Since Kickstarter doesn’t have your back, there is absolutely no guarantee regarding any campaigns, and every pledge should be viewed as a calculated risk. The best way to protect yourself is to do as much of the calculating as possible to minimize the risk. Research the people behind the campaign as thoroughly as possible – people or companies with little to no information about their history should be a huge red flag. Consider how difficult it will be for the campaign creator to actually deliver on what they are claiming to produce – a Kickstarter campaign promising to cultivate a city lot into an urban farmland is much easier to achieve than a campaign that has to create a sophisticated, never-seen-before piece of hardware tech like a full-body feedback suit for videogames. Don’t pledge what you wouldn’t be willing to lose – again, pledging to a Kickstarter campaign is a gamble, and as any decent gambler will tell you to never wager what you can’t afford to lose. Consider alternatives – in the case of Crypteks, many people noted that there are other, vastly cheaper, options to creating a secure USB flash drive (such as TrueCrypt) that are free to implement in existing, run-of-the-mill flash drives (although this would admittedly be without the physical enhancements Crypteks added to the casing of the drive to prevent literally cracking them open).

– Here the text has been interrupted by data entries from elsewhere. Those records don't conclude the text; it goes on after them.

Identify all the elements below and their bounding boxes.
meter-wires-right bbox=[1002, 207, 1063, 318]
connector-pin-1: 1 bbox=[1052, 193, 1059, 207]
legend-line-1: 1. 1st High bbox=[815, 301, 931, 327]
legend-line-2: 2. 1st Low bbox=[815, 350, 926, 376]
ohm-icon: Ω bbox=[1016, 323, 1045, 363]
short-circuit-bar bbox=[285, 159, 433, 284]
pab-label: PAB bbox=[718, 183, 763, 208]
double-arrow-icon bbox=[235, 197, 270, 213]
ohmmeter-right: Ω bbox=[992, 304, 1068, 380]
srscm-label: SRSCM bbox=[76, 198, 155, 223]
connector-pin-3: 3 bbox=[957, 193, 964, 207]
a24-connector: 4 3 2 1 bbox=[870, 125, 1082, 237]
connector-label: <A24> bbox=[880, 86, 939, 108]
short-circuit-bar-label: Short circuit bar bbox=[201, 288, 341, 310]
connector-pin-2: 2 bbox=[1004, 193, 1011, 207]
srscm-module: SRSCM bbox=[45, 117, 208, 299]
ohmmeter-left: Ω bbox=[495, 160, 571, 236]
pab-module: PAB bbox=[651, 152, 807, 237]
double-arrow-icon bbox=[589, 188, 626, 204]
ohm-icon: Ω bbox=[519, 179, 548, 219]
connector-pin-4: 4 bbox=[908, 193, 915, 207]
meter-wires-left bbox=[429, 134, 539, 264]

Crypteks has been in somewhat of a “radio silent” mode once it became clear they were not going to be shipping the flash drive anytime soon. Their Facebook page hasn’t been updated since December of 2011, and clicking on the Blog link on their website only directs you to the inert Facebook page. On the Kickstarter page itself, there have only been three updates in 2013, and two of the most recent updates were about how people can get refunds (the updates are almost all shared with backers only, so since the campaign is now closed, it is impossible to read the full updates unless you were an initial backer). While it seems unlikely that Crypteks was out to scam people from the get go (why even offer refunds if you’re aiming to ride off into the sunset with bags of cash?), they are losing more and more customer faith and positive brand association with each day that passes without sending their backers their product.
Kickstarter can be a great way to hear of new projects that you may never would have come across otherwise, and it does serve as a great equalizer for Davids trying to compete with the Goliaths in their industry. But you should always exercise restraint and caution before pledging money towards a campaign. As a backer, you’re investing in the person or people who are running the campaign – not all investments are sound, however, and if you don’t do your research into who you’re giving money to and what you hope to get back in return, you may never see either again.